A half-way progress report prepared for councillors shows the council faced a dramatic drop in the number of problem potholes it was a called to deal with on the city's roads.
A report to the Operational Delivery Scrutiny Committee, which meets tomorrow, shows in the first six months of the current financial year, from April to September 2012, the council dealt with 1154 reported potholes.
That's a significant drop on the 3004 craters it had to deal with in 2011/12, and a massive reduction on the 10,873 of 2010/11.
But it missed a target of 95% fixing reported problems within a day on key routes through the city, and has only managed to repair 91.94%, within a day, the report says.
Executive member for sustainability and transport, councillor Jim Coleman said: "These significant improvements reflect the additional money we have been putting into road improvements and repairs – which has run to around £46million in the last three years alone.
"I'm obviously pleased to see that investment is having a positive impact, but nobody is getting carried away.

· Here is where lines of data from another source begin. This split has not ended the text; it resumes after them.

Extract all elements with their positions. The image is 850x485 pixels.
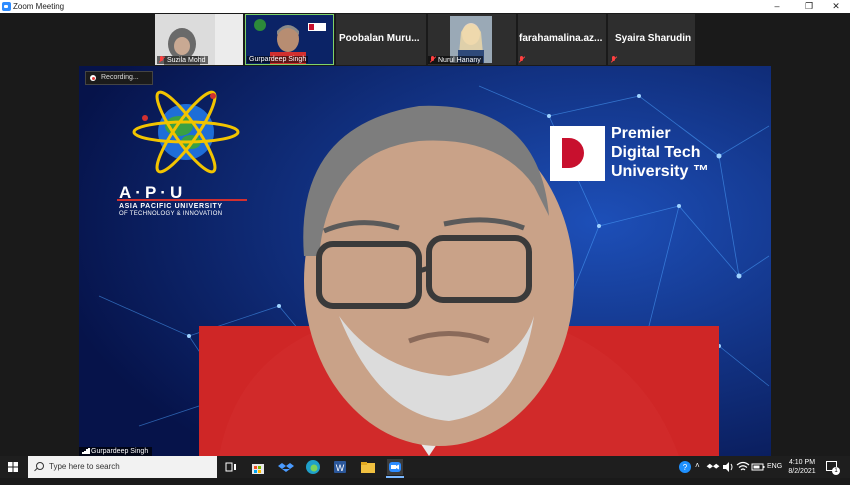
pdtu-d-mark bbox=[562, 138, 584, 168]
recording-indicator[interactable]: Recording... bbox=[85, 71, 153, 85]
file-explorer-icon[interactable] bbox=[360, 459, 376, 475]
search-icon bbox=[36, 462, 44, 470]
record-icon bbox=[90, 75, 96, 81]
notification-badge: 1 bbox=[832, 467, 840, 475]
svg-text:W: W bbox=[336, 463, 345, 473]
apu-logo-letters: A·P·U bbox=[119, 183, 187, 202]
participant-tile[interactable]: Suzila Mohd bbox=[155, 14, 243, 65]
search-placeholder: Type here to search bbox=[49, 462, 120, 471]
participant-tile[interactable]: Poobalan Muru... bbox=[336, 14, 426, 65]
close-button[interactable]: ✕ bbox=[822, 0, 850, 13]
participant-tile[interactable]: Nurul Hanany bbox=[428, 14, 516, 65]
active-speaker-video: Recording... A·P·U ASIA PACIFIC UNIVERSI… bbox=[79, 66, 771, 456]
battery-icon[interactable] bbox=[750, 459, 766, 475]
windows-start-icon[interactable] bbox=[0, 456, 26, 478]
store-icon[interactable] bbox=[250, 459, 266, 475]
recording-label: Recording... bbox=[101, 74, 139, 81]
participant-name: Gurpardeep Singh bbox=[247, 56, 309, 63]
mic-muted-icon bbox=[159, 56, 165, 63]
mic-muted-icon bbox=[611, 56, 617, 63]
participant-strip: Suzila Mohd Gurpardeep Singh Poobalan Mu… bbox=[0, 13, 850, 66]
wifi-icon[interactable] bbox=[735, 459, 751, 475]
dropbox-icon[interactable] bbox=[278, 459, 294, 475]
windows-taskbar: Type here to search W ? ˄ ENG 4:10 PM 8/… bbox=[0, 456, 850, 478]
pdtu-logo-text: Premier Digital Tech University ™ bbox=[611, 125, 709, 180]
participant-name: Poobalan Muru... bbox=[339, 33, 420, 44]
participant-tile[interactable]: farahamalina.az... bbox=[518, 14, 606, 65]
pdtu-logo-badge bbox=[550, 126, 605, 181]
restore-button[interactable]: ❐ bbox=[795, 0, 823, 13]
chevron-up-icon[interactable]: ˄ bbox=[695, 461, 700, 483]
minimize-button[interactable]: – bbox=[763, 0, 791, 13]
clock-date: 8/2/2021 bbox=[788, 468, 816, 475]
word-icon[interactable]: W bbox=[332, 459, 348, 475]
mic-muted-icon bbox=[430, 56, 436, 63]
language-indicator[interactable]: ENG bbox=[767, 463, 782, 485]
window-titlebar: Zoom Meeting – ❐ ✕ bbox=[0, 0, 850, 13]
edge-browser-icon[interactable] bbox=[305, 459, 321, 475]
participant-name: Syaira Sharudin bbox=[615, 33, 692, 44]
svg-text:?: ? bbox=[683, 463, 688, 472]
taskbar-clock[interactable]: 4:10 PM 8/2/2021 bbox=[784, 458, 820, 476]
apu-logo-line1: ASIA PACIFIC UNIVERSITY bbox=[119, 203, 223, 210]
participant-tile[interactable]: Syaira Sharudin bbox=[608, 14, 695, 65]
help-icon[interactable]: ? bbox=[677, 459, 693, 475]
task-view-icon[interactable] bbox=[223, 459, 239, 475]
participant-tile-active[interactable]: Gurpardeep Singh bbox=[245, 14, 334, 65]
speaker-volume-icon[interactable] bbox=[720, 459, 736, 475]
dropbox-tray-icon[interactable] bbox=[705, 459, 721, 475]
window-title: Zoom Meeting bbox=[13, 2, 65, 11]
taskbar-search[interactable]: Type here to search bbox=[28, 456, 217, 478]
clock-time: 4:10 PM bbox=[788, 459, 816, 466]
participant-name: farahamalina.az... bbox=[519, 33, 603, 44]
speaker-name-label: Gurpardeep Singh bbox=[79, 447, 153, 456]
audio-level-icon bbox=[82, 448, 90, 454]
participant-name: Suzila Mohd bbox=[157, 56, 208, 64]
zoom-taskbar-icon[interactable] bbox=[387, 459, 403, 475]
participant-name: Nurul Hanany bbox=[428, 56, 483, 64]
zoom-app-icon bbox=[2, 2, 11, 11]
apu-logo-line2: OF TECHNOLOGY & INNOVATION bbox=[119, 211, 223, 217]
mic-muted-icon bbox=[519, 56, 525, 63]
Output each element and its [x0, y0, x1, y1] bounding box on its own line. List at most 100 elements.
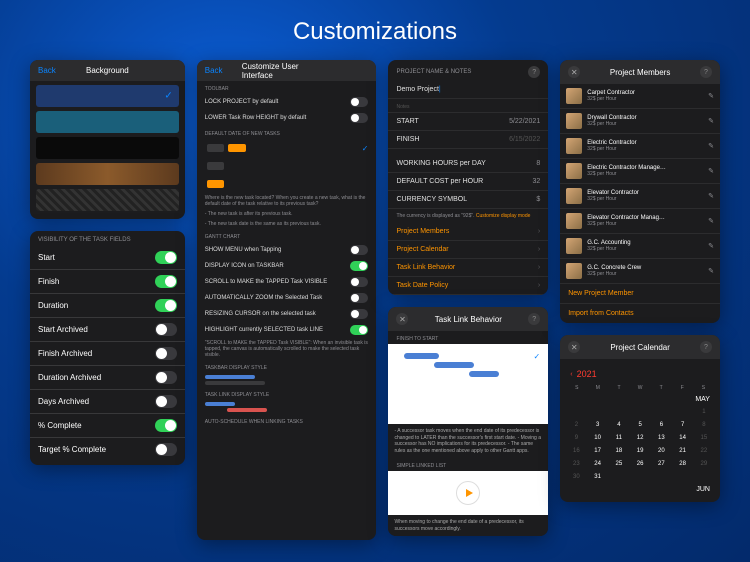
value[interactable]: 8: [536, 160, 540, 167]
calendar-day[interactable]: 20: [651, 445, 671, 457]
back-button[interactable]: Back: [205, 66, 223, 75]
style-sample[interactable]: [205, 375, 255, 379]
calendar-day[interactable]: 8: [694, 419, 714, 431]
calendar-day[interactable]: 30: [566, 471, 586, 483]
toggle[interactable]: [155, 395, 177, 408]
toggle[interactable]: [155, 443, 177, 456]
new-member-link[interactable]: New Project Member: [560, 284, 720, 304]
calendar-day[interactable]: 15: [694, 432, 714, 444]
chip[interactable]: [228, 144, 246, 152]
calendar-day[interactable]: 25: [609, 458, 629, 470]
calendar-day[interactable]: 28: [672, 458, 692, 470]
edit-icon[interactable]: ✎: [708, 167, 714, 175]
chevron-left-icon[interactable]: ‹: [570, 371, 572, 378]
background-swatch[interactable]: [36, 111, 179, 133]
help-icon[interactable]: ?: [700, 341, 712, 353]
back-button[interactable]: Back: [38, 66, 56, 75]
toggle[interactable]: [155, 275, 177, 288]
toggle[interactable]: [350, 293, 368, 303]
chip[interactable]: [207, 180, 225, 188]
style-sample[interactable]: [205, 381, 265, 385]
help-icon[interactable]: ?: [528, 66, 540, 78]
help-icon[interactable]: ?: [528, 313, 540, 325]
toggle[interactable]: [155, 371, 177, 384]
toggle[interactable]: [350, 277, 368, 287]
toggle[interactable]: [155, 299, 177, 312]
calendar-day[interactable]: 24: [587, 458, 607, 470]
member-row[interactable]: G.C. Accounting32$ per Hour✎: [560, 234, 720, 259]
project-name-input[interactable]: Demo Project|: [396, 86, 440, 93]
calendar-day[interactable]: 27: [651, 458, 671, 470]
calendar-day[interactable]: 1: [694, 406, 714, 418]
calendar-day[interactable]: 17: [587, 445, 607, 457]
background-swatch[interactable]: [36, 163, 179, 185]
notes-input[interactable]: Notes: [396, 104, 409, 107]
toggle[interactable]: [350, 309, 368, 319]
background-swatch[interactable]: [36, 137, 179, 159]
nav-link[interactable]: Task Date Policy: [388, 277, 548, 295]
calendar-day[interactable]: 7: [672, 419, 692, 431]
calendar-day[interactable]: 2: [566, 419, 586, 431]
value[interactable]: $: [536, 196, 540, 203]
calendar-day[interactable]: 31: [587, 471, 607, 483]
calendar-day[interactable]: 12: [630, 432, 650, 444]
member-row[interactable]: Elevator Contractor Manag…32$ per Hour✎: [560, 209, 720, 234]
chip[interactable]: [207, 144, 225, 152]
edit-icon[interactable]: ✎: [708, 242, 714, 250]
close-icon[interactable]: ✕: [396, 313, 408, 325]
member-row[interactable]: Drywall Contractor32$ per Hour✎: [560, 109, 720, 134]
calendar-day[interactable]: 21: [672, 445, 692, 457]
edit-icon[interactable]: ✎: [708, 92, 714, 100]
edit-icon[interactable]: ✎: [708, 117, 714, 125]
help-icon[interactable]: ?: [700, 66, 712, 78]
date-value[interactable]: 5/22/2021: [509, 118, 540, 125]
calendar-day[interactable]: 29: [694, 458, 714, 470]
toggle[interactable]: [155, 251, 177, 264]
calendar-day[interactable]: 4: [609, 419, 629, 431]
calendar-day[interactable]: 13: [651, 432, 671, 444]
calendar-day[interactable]: 5: [630, 419, 650, 431]
member-row[interactable]: Elevator Contractor32$ per Hour✎: [560, 184, 720, 209]
member-row[interactable]: Electric Contractor32$ per Hour✎: [560, 134, 720, 159]
import-link[interactable]: Import from Contacts: [560, 304, 720, 323]
calendar-day[interactable]: 14: [672, 432, 692, 444]
toggle[interactable]: [350, 97, 368, 107]
member-row[interactable]: Electric Contractor Manage…32$ per Hour✎: [560, 159, 720, 184]
calendar-day[interactable]: 16: [566, 445, 586, 457]
date-value[interactable]: 6/15/2022: [509, 136, 540, 143]
chip[interactable]: [207, 162, 225, 170]
value[interactable]: 32: [532, 178, 540, 185]
background-swatch[interactable]: ✓: [36, 85, 179, 107]
member-row[interactable]: G.C. Concrete Crew32$ per Hour✎: [560, 259, 720, 284]
calendar-day[interactable]: 18: [609, 445, 629, 457]
play-button[interactable]: [456, 481, 480, 505]
calendar-day[interactable]: 26: [630, 458, 650, 470]
calendar-day[interactable]: 11: [609, 432, 629, 444]
nav-link[interactable]: Project Calendar: [388, 241, 548, 259]
member-row[interactable]: Carpet Contractor32$ per Hour✎: [560, 84, 720, 109]
toggle[interactable]: [350, 261, 368, 271]
toggle[interactable]: [350, 325, 368, 335]
toggle[interactable]: [155, 323, 177, 336]
link[interactable]: Customize display mode: [476, 213, 530, 219]
style-sample[interactable]: [227, 408, 267, 412]
nav-link[interactable]: Task Link Behavior: [388, 259, 548, 277]
toggle[interactable]: [155, 347, 177, 360]
calendar-day[interactable]: 23: [566, 458, 586, 470]
year-value[interactable]: 2021: [577, 369, 597, 379]
close-icon[interactable]: ✕: [568, 341, 580, 353]
toggle[interactable]: [350, 113, 368, 123]
calendar-day[interactable]: 3: [587, 419, 607, 431]
edit-icon[interactable]: ✎: [708, 142, 714, 150]
toggle[interactable]: [155, 419, 177, 432]
calendar-day[interactable]: 22: [694, 445, 714, 457]
calendar-day[interactable]: 10: [587, 432, 607, 444]
nav-link[interactable]: Project Members: [388, 223, 548, 241]
calendar-day[interactable]: 19: [630, 445, 650, 457]
style-sample[interactable]: [205, 402, 235, 406]
close-icon[interactable]: ✕: [568, 66, 580, 78]
calendar-day[interactable]: 6: [651, 419, 671, 431]
background-swatch[interactable]: [36, 189, 179, 211]
toggle[interactable]: [350, 245, 368, 255]
edit-icon[interactable]: ✎: [708, 217, 714, 225]
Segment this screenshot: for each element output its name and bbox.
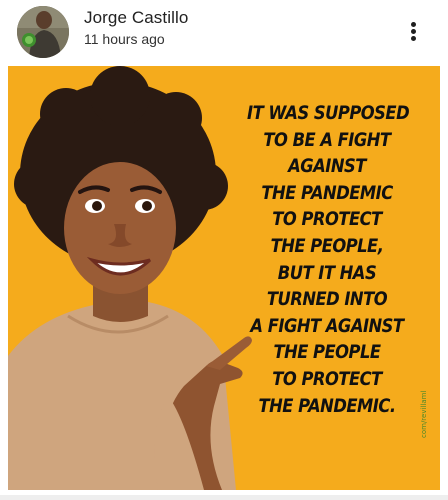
post-header: Jorge Castillo 11 hours ago [0,0,448,64]
author-name[interactable]: Jorge Castillo [84,8,188,28]
avatar-photo [17,6,69,58]
meme-line: TO PROTECT [272,367,382,390]
meme-line: TURNED INTO [266,288,388,311]
meme-caption: IT WAS SUPPOSED TO BE A FIGHT AGAINST TH… [234,100,420,419]
image-watermark: com/revillaml [420,390,428,438]
meme-line: THE PEOPLE, [270,234,384,257]
meme-line: TO PROTECT [272,208,382,231]
meme-line: THE PEOPLE [273,341,381,364]
more-options-button[interactable] [398,14,428,48]
meme-line: TO BE A FIGHT [263,128,391,151]
meme-line: A FIGHT AGAINST [250,314,404,337]
meme-line: AGAINST [288,155,366,178]
meme-line: IT WAS SUPPOSED [247,102,410,124]
meme-line: THE PANDEMIC [261,181,393,204]
post-image[interactable]: IT WAS SUPPOSED TO BE A FIGHT AGAINST TH… [8,66,440,490]
post-timestamp: 11 hours ago [84,31,165,47]
more-vertical-icon-dot [411,29,416,34]
post-divider [0,495,448,500]
meme-line: THE PANDEMIC. [258,394,396,417]
author-avatar[interactable] [17,6,69,58]
more-vertical-icon-dot [411,36,416,41]
more-vertical-icon [411,22,416,27]
meme-line: BUT IT HAS [277,261,377,284]
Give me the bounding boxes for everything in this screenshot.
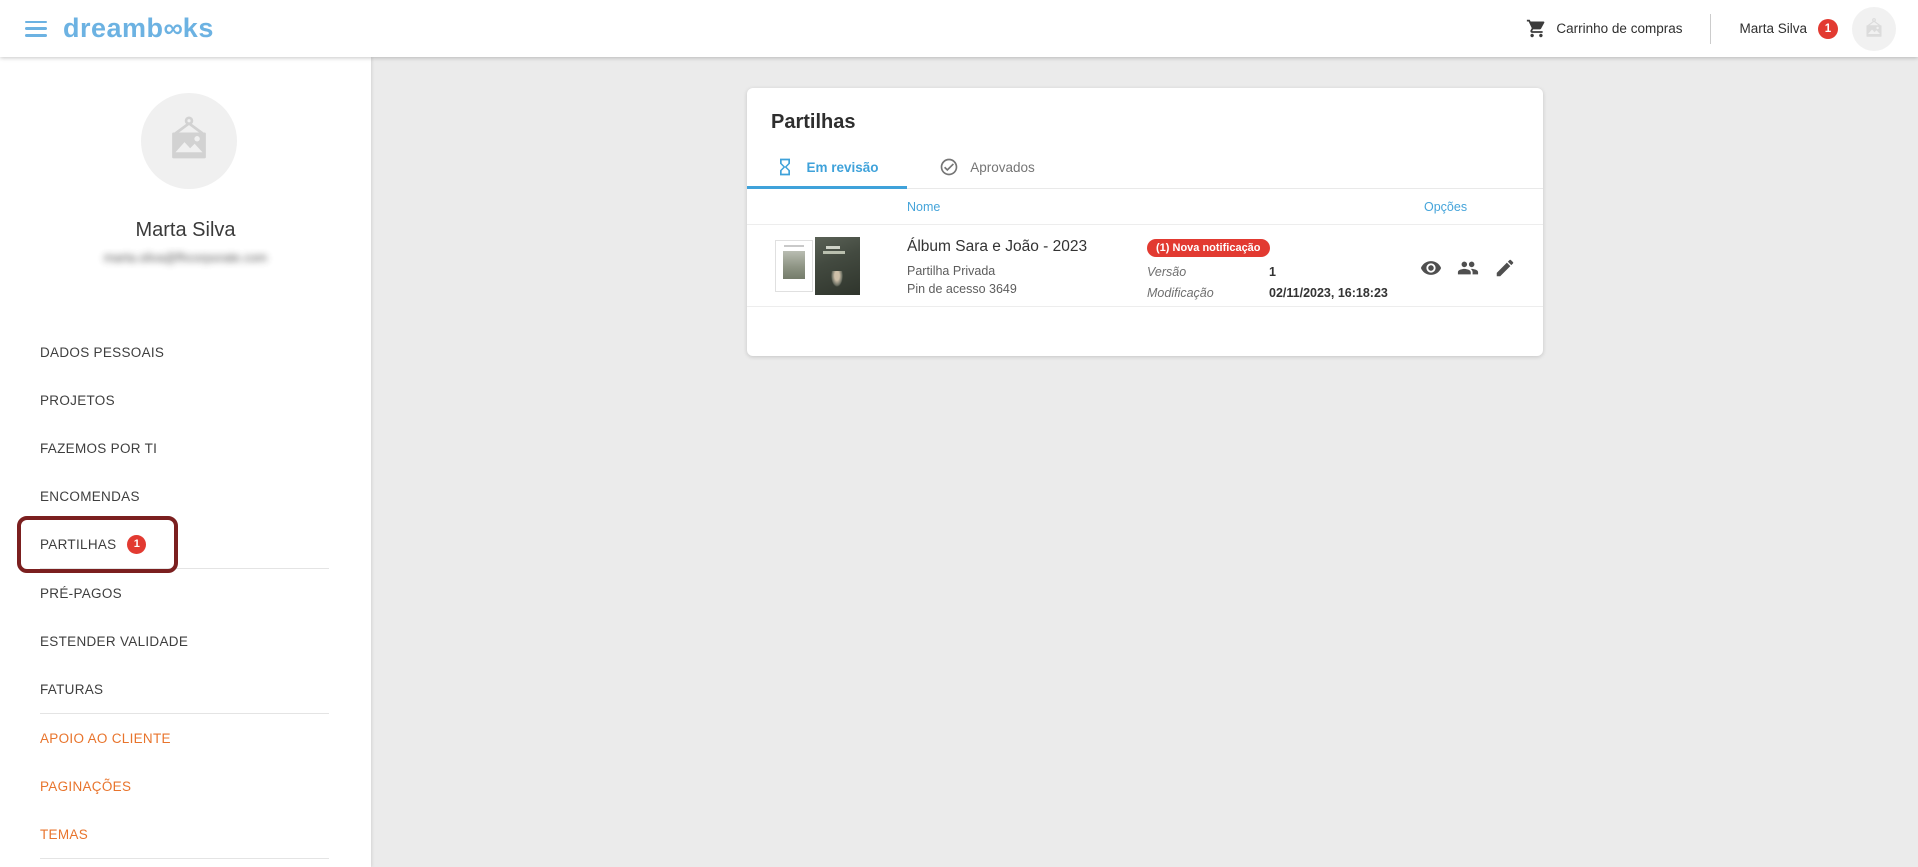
version-value: 1: [1269, 262, 1276, 283]
row-main-info: Álbum Sara e João - 2023 Partilha Privad…: [907, 238, 1087, 298]
pencil-icon: [1494, 257, 1516, 279]
version-line: Versão 1: [1147, 262, 1388, 283]
partilhas-count-badge: 1: [127, 535, 146, 554]
dreambooks-logo[interactable]: dreamb∞ks: [63, 13, 214, 44]
image-placeholder-icon: [1862, 17, 1886, 41]
sidebar-item-projetos[interactable]: PROJETOS: [0, 376, 371, 424]
profile-name: Marta Silva: [0, 219, 371, 242]
sidebar-divider: [40, 858, 329, 859]
card-title: Partilhas: [747, 88, 1543, 146]
cart-icon: [1526, 18, 1547, 39]
tab-label: Aprovados: [970, 160, 1035, 175]
sidebar-item-pre-pagos[interactable]: PRÉ-PAGOS: [0, 569, 371, 617]
cart-button[interactable]: Carrinho de compras: [1526, 18, 1682, 39]
album-cover-back: [815, 237, 860, 295]
sidebar-item-label: DADOS PESSOAIS: [40, 345, 164, 360]
column-header-opcoes: Opções: [1424, 200, 1467, 214]
tab-label: Em revisão: [806, 160, 878, 175]
modification-label: Modificação: [1147, 283, 1269, 304]
user-menu[interactable]: Marta Silva 1: [1739, 7, 1896, 51]
sidebar-item-estender-validade[interactable]: ESTENDER VALIDADE: [0, 617, 371, 665]
access-pin: Pin de acesso 3649: [907, 280, 1087, 298]
infinity-icon: ∞: [164, 13, 183, 43]
dreambooks-app: dreamb∞ks Carrinho de compras Marta Silv…: [0, 0, 1918, 867]
sidebar-item-label: PRÉ-PAGOS: [40, 586, 122, 601]
sidebar-item-encomendas[interactable]: ENCOMENDAS: [0, 472, 371, 520]
sidebar: Marta Silva marta.silva@fhcorporate.com …: [0, 57, 371, 867]
topbar-right: Carrinho de compras Marta Silva 1: [1526, 7, 1896, 51]
column-header-nome: Nome: [907, 200, 940, 214]
people-icon: [1457, 257, 1479, 279]
logo-text-first: dreamb: [63, 13, 164, 43]
profile-avatar[interactable]: [141, 93, 237, 189]
user-name: Marta Silva: [1739, 21, 1807, 36]
sidebar-item-label: ESTENDER VALIDADE: [40, 634, 188, 649]
modification-line: Modificação 02/11/2023, 16:18:23: [1147, 283, 1388, 304]
sidebar-item-temas[interactable]: TEMAS: [0, 810, 371, 858]
row-actions: [1419, 256, 1517, 280]
table-header: Nome Opções: [747, 189, 1543, 225]
sidebar-item-paginacoes[interactable]: PAGINAÇÕES: [0, 762, 371, 810]
new-notification-badge: (1) Nova notificação: [1147, 239, 1270, 257]
sidebar-item-label: FAZEMOS POR TI: [40, 441, 157, 456]
menu-icon[interactable]: [25, 21, 47, 37]
sidebar-item-label: APOIO AO CLIENTE: [40, 731, 171, 746]
eye-icon: [1420, 257, 1442, 279]
sidebar-item-dados-pessoais[interactable]: DADOS PESSOAIS: [0, 328, 371, 376]
tabs: Em revisão Aprovados: [747, 146, 1543, 189]
album-name: Álbum Sara e João - 2023: [907, 238, 1087, 256]
sidebar-item-apoio-ao-cliente[interactable]: APOIO AO CLIENTE: [0, 714, 371, 762]
table-row[interactable]: Álbum Sara e João - 2023 Partilha Privad…: [747, 225, 1543, 307]
sidebar-item-label: PROJETOS: [40, 393, 115, 408]
album-cover-front: [775, 240, 813, 292]
tab-em-revisao[interactable]: Em revisão: [747, 146, 907, 188]
partilhas-card: Partilhas Em revisão Aprovados Nome Opçõ…: [747, 88, 1543, 356]
sidebar-item-label: TEMAS: [40, 827, 88, 842]
notification-badge: 1: [1818, 19, 1838, 39]
sidebar-item-fazemos-por-ti[interactable]: FAZEMOS POR TI: [0, 424, 371, 472]
image-placeholder-icon: [162, 114, 216, 168]
sidebar-item-label: PARTILHAS: [40, 537, 116, 552]
check-circle-icon: [939, 157, 959, 177]
avatar[interactable]: [1852, 7, 1896, 51]
modification-value: 02/11/2023, 16:18:23: [1269, 283, 1388, 304]
edit-button[interactable]: [1493, 256, 1517, 280]
sidebar-item-label: FATURAS: [40, 682, 103, 697]
logo-text-last: ks: [183, 13, 214, 43]
card-footer: [747, 307, 1543, 356]
share-privacy: Partilha Privada: [907, 262, 1087, 280]
sidebar-nav: DADOS PESSOAIS PROJETOS FAZEMOS POR TI E…: [0, 328, 371, 859]
topbar: dreamb∞ks Carrinho de compras Marta Silv…: [0, 0, 1918, 57]
view-button[interactable]: [1419, 256, 1443, 280]
row-meta: (1) Nova notificação Versão 1 Modificaçã…: [1147, 238, 1388, 304]
shared-users-button[interactable]: [1456, 256, 1480, 280]
sidebar-item-partilhas[interactable]: PARTILHAS 1: [0, 520, 371, 568]
sidebar-item-faturas[interactable]: FATURAS: [0, 665, 371, 713]
topbar-divider: [1710, 14, 1711, 44]
album-thumbnails: [775, 236, 860, 296]
hourglass-icon: [775, 157, 795, 177]
profile-email-redacted: marta.silva@fhcorporate.com: [0, 251, 371, 265]
cart-label: Carrinho de compras: [1556, 21, 1682, 36]
tab-aprovados[interactable]: Aprovados: [907, 146, 1067, 188]
version-label: Versão: [1147, 262, 1269, 283]
sidebar-item-label: PAGINAÇÕES: [40, 779, 131, 794]
sidebar-item-label: ENCOMENDAS: [40, 489, 140, 504]
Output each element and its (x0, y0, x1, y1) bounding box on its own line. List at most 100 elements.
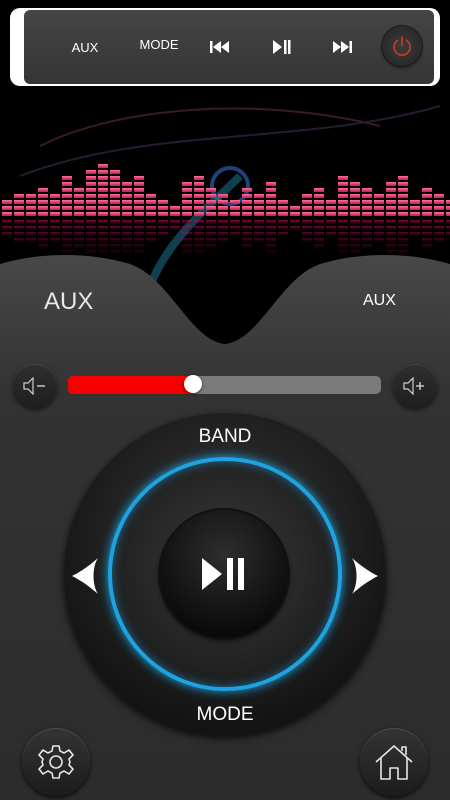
equalizer-bar-segment (326, 212, 336, 216)
equalizer-bar-segment (338, 188, 348, 192)
equalizer-reflection-segment (194, 244, 204, 248)
previous-track-button[interactable] (204, 10, 236, 84)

"Glaswegians have every right to expect good quality roads and we know we need to keep on investing in our infrastructure if we are going to give them what they want."
The figures came as the city council was recognised by the Association for Public Sector Excellence for its work on the city's roads.
The council's roads team was named the Most Improved Highways Authority in the UK.
Paul O'Brien, chief executive of APSE said: "This award is a well-deserved national recognition for the work of Glasgow City Council's team.
"Operating one of the busiest road networks in Scotland is challenging enough, but to then be able to compete among the highest performing local authorities across the UK on measures of cost, quality and performance is a fantastic example of excellence in public services.
"It shows the commitment of the frontline staff to deliver for local communities and local businesses."
Last week the Evening Times revealed the council carried out a temporary repair on a massive pothole in Springburn within 24 hours of the matter being reported by the Evening Times.